La Buena Semilla: martes 7 noviembre
martes
7
noviembre
Los discípulos, viéndole andar sobre el mar, se turbaron, diciendo: ¡Un fantasma! Y dieron voces de miedo. Pero en seguida Jesús les habló, diciendo: ¡Tened ánimo; yo soy, no temáis!
Mateo 14:26-27
Una página de Orígenes
Lea Mateo 14:22-36

«Si un día somos sorprendidos por inevitables pruebas, recordemos esto: Jesús nos ordenó embarcarnos y quiere que le precedamos “a la otra ribera”. Es difícil, en efecto, para quien no soportó la prueba de las olas y del viento contrario, poder llegar a esa orilla.

Así, cuando nos veamos rodeados por múltiples y dolorosas dificultades, cansados de navegar en medio de ellas con la pobreza de nuestros medios, imaginamos que nuestra barca está en medio del mar, zarandeada por las olas que quieren hacernos naufragar “en cuanto a la fe” (1 Timoteo 1:19).

Cuando confrontados a estos sufrimientos hayamos combatido durante largas horas de la oscura noche que reina en los momentos de prueba, cuando hayamos luchado tratando de evitar el naufragio de la fe, estemos seguros de que hacia el final de la noche, cuando despunte el día (Romanos 13:12), el Hijo de Dios vendrá a nosotros, caminando sobre las aguas, para hacer que el mar se calme.

Cuando lo veamos aparecer, quizás tendremos miedo, hasta que comprendamos claramente que es el Salvador que está presente.

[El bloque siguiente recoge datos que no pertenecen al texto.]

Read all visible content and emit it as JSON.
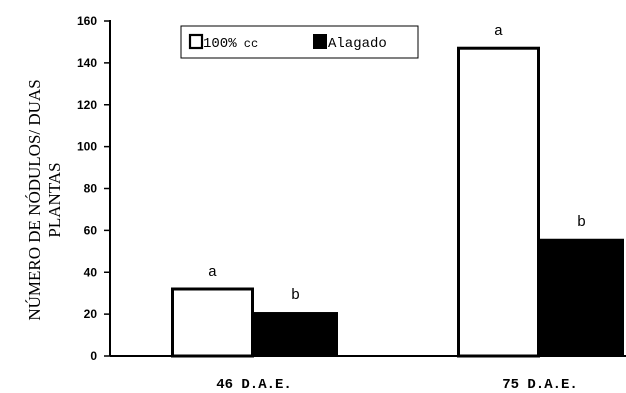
{
  "chart_data": {
    "type": "bar",
    "categories": [
      "46 D.A.E.",
      "75 D.A.E."
    ],
    "series": [
      {
        "name": "100% cc",
        "values": [
          32,
          147
        ],
        "labels": [
          "a",
          "a"
        ],
        "color": "#ffffff"
      },
      {
        "name": "Alagado",
        "values": [
          21,
          56
        ],
        "labels": [
          "b",
          "b"
        ],
        "color": "#000000"
      }
    ],
    "title": "",
    "xlabel": "",
    "ylabel_lines": [
      "NÚMERO DE NÓDULOS/ DUAS",
      "PLANTAS"
    ],
    "ylim": [
      0,
      160
    ],
    "yticks": [
      0,
      20,
      40,
      60,
      80,
      100,
      120,
      140,
      160
    ],
    "grid": false,
    "legend_position": "top-center"
  }
}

El viento se calmará; y comprendiendo de qué peligros escapamos, adoraremos a Jesús diciendo: Verdaderamente tú eres el Hijo de Dios».

Orígenes (Alejandría, 183-253)
El Señor “cambia la tempestad en sosiego, y se apaciguan sus ondas. Luego se alegran, porque se apaciguaron; y así los guía al puerto que deseaban” (Salmo 107:29-30).